The UK is undoing itself again, encouraging businesses to leave the country for tax havens rather than stay. SkyBet is the latest company to leave!
The latest saga linked to the possibility of a huge tax increase about to hit the UK’s gambling industry is SkyBet’s move to Malta.
According to the company, the idea behind the move is to streamline its operations, but many say it’s a tax-saving move.
Can We Blame UK Casino Operators for Saying Enough is Enough?
The UK has recently imposed a 1% levy on casino businesses, reduced maximum bets on online slots, and forced them to spend heavily on system upgrades to tackle responsible gambling.
All online casinos and sports betting sites complied, but how does the country repay them? The looming scenario of increased taxes.
Why wouldn’t a company move overseas if it’s going to save millions in tax payments? That’s how business-hostile the country has become, especially towards gambling.
It is a country where traditional English pub drinking is no longer a regular outing but a once-in-a-while visit due to high taxes. Why wouldn’t it do the same to the casino industry? Well, looking at the country’s past form and the latest news, that’s exactly what it is going to do.
The next industry the country wants to dismantle is another one of its most successful, gambling!
Sky Bet has seen it coming, and although, as Brits, we want companies offering B2C services in our country to pay the full tax burden, we can hardly blame them for moving overseas to continue giving their customers value for money, i.e., casino and sports betting bonuses.
Source: The news confirming that SkyBet is moving its headquarters to Malta is from ITV. Although a poor media company is rarely known for reporting the truth, it’s more about narrative, a bit like the BBC. Plus, we have to say, there’s been nothing on the SkyBet website.
Arguably Britain’s Worst Prime Minister Before Keir Starmer is Kicking Up Fuss
There may be people like Gordon Brown, moaning about gambling companies moving overseas, but can you blame them?
That’s right, the guy who sold half the UK’s gold reserves, known as ‘Brown’s Bottom’, when he was acting Chancellor of the Exchequer. The same prime minister who treated boom-time banking money as permanent, relying on its tax money to fill Britain’s fiscal budget. In the end, when he left Number 10 Downing Street, he left the United Kingdom’s finances in tatters. Also, Gordon Brown is the same person who worked with Tony Blair to loosen regulations in the country that led to the 2008 stock market crash, caused by the US mortgage-bond collapse, which hit UK banks hard.
The moral of this story is: Don’t listen to Gordon ‘Black Hole’ Brown if your job or reputation is based on your performance. Any comment from this guy, I advise you to do the opposite.
The Numbers Behind Sky Bet’s Departure
Flutter Entertainment, Sky Bet’s parent company, contributed over £700 million in UK taxes last year and employs more than 5,000 people across Britain, including almost 2,000 in Leeds and 600 in Sunderland. Sky Bet alone spent £135 million on marketing in 2024, with major partnerships including its sponsorship of the English Football League. Tax expert Dan Neidle estimates the Malta move could save Sky Bet up to £55 million annually.

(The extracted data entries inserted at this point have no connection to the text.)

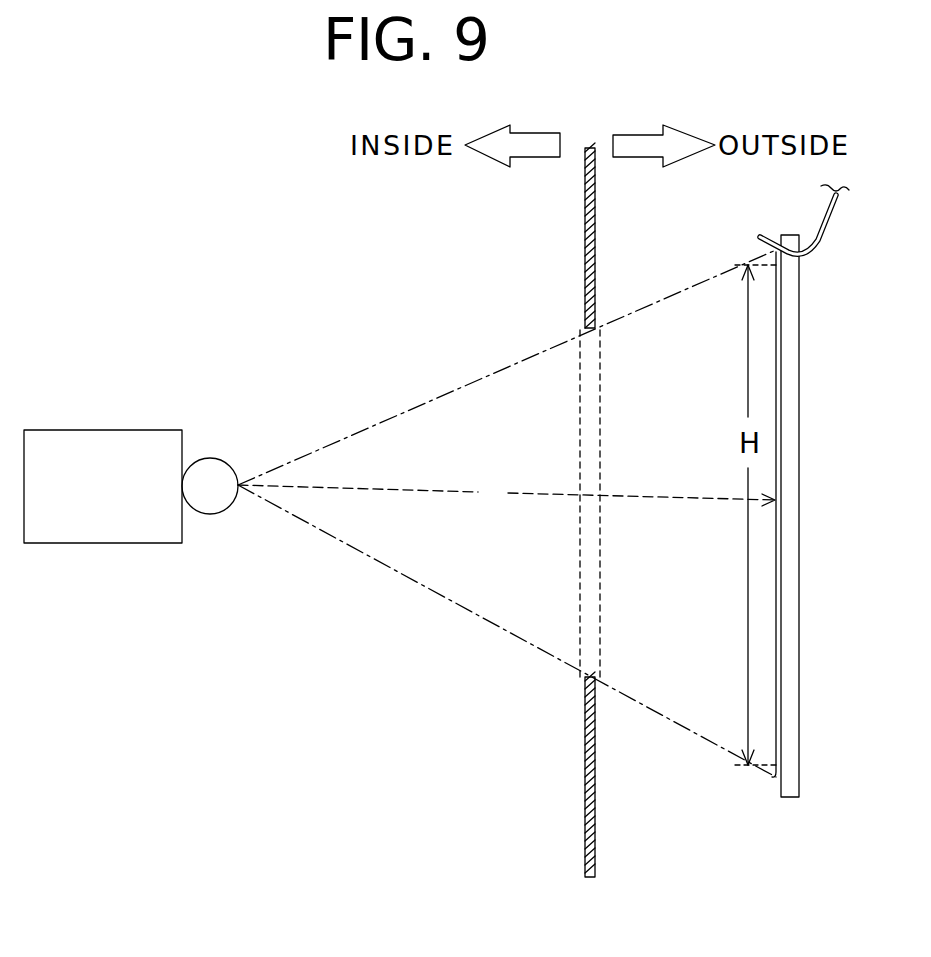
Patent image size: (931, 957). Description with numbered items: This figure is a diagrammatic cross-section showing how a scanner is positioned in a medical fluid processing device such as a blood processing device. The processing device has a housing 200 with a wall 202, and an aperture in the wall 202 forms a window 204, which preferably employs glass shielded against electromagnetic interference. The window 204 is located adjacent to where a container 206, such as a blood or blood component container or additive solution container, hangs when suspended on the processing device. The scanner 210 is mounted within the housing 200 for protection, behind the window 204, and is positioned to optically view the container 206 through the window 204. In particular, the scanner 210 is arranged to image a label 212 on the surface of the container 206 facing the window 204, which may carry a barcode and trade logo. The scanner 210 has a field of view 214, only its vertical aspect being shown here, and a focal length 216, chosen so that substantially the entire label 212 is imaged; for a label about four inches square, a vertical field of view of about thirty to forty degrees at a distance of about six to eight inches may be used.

The housing 200 is at (573, 240).
The wall 202 is at (595, 200).
The window 204 is at (585, 328).
The container 206 is at (800, 340).
The scanner 210 is at (108, 515).
The label 212 is at (776, 681).
The field of view 214 is at (320, 447).
The focal length 216 is at (440, 490).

£31 million in reduced corporation tax (5% in Malta versus 25% in the UK): That’s some statistic, and the company saves another£24 million through VAT arrangements. However, Neidle warns this strategy carries risk, calling it “reckless” if HMRC challenges the arrangement or tax laws change.
Treasury Pressure and Industry Response
The Institute for Public Policy Research estimates the government could raise £3.2 billion yearly by increasing taxes on online gambling, physical slot machines, and sports betting. Former Prime Minister Gordon Brown backs this proposal, suggesting the revenue should lift the benefit cap for families with more than two children. The gambling news has triggered strong reactions in Parliament. Treasury Select Committee Chair Meg Hillier called Flutter’s timing “rather hypocritical,” noting the company appeared before the committee weeks earlier, extolling the virtues of how much tax they’re paying in the UK.”
The betting industry warns that higher taxes would cause shop closures and cost up to 40,000 jobs, though critics dismiss this as scaremongering.
Casinoplusbonus Opinion
This situation reflects a broader policy dilemma facing governments worldwide. On one hand, operators have complied with expensive new regulations and already contribute substantial tax revenue and employment. The threat of additional tax increases makes relocation financially sensible. On the other hand, these companies profit significantly from UK customers and should contribute fairly to public services. The challenge is finding a balance that keeps operators competitive while supporting public finances.
Neither punitive taxation nor tax avoidance through relocation serves players’ long-term interests, and both approaches risk destabilising an industry that millions of UK gamblers rely on for entertainment.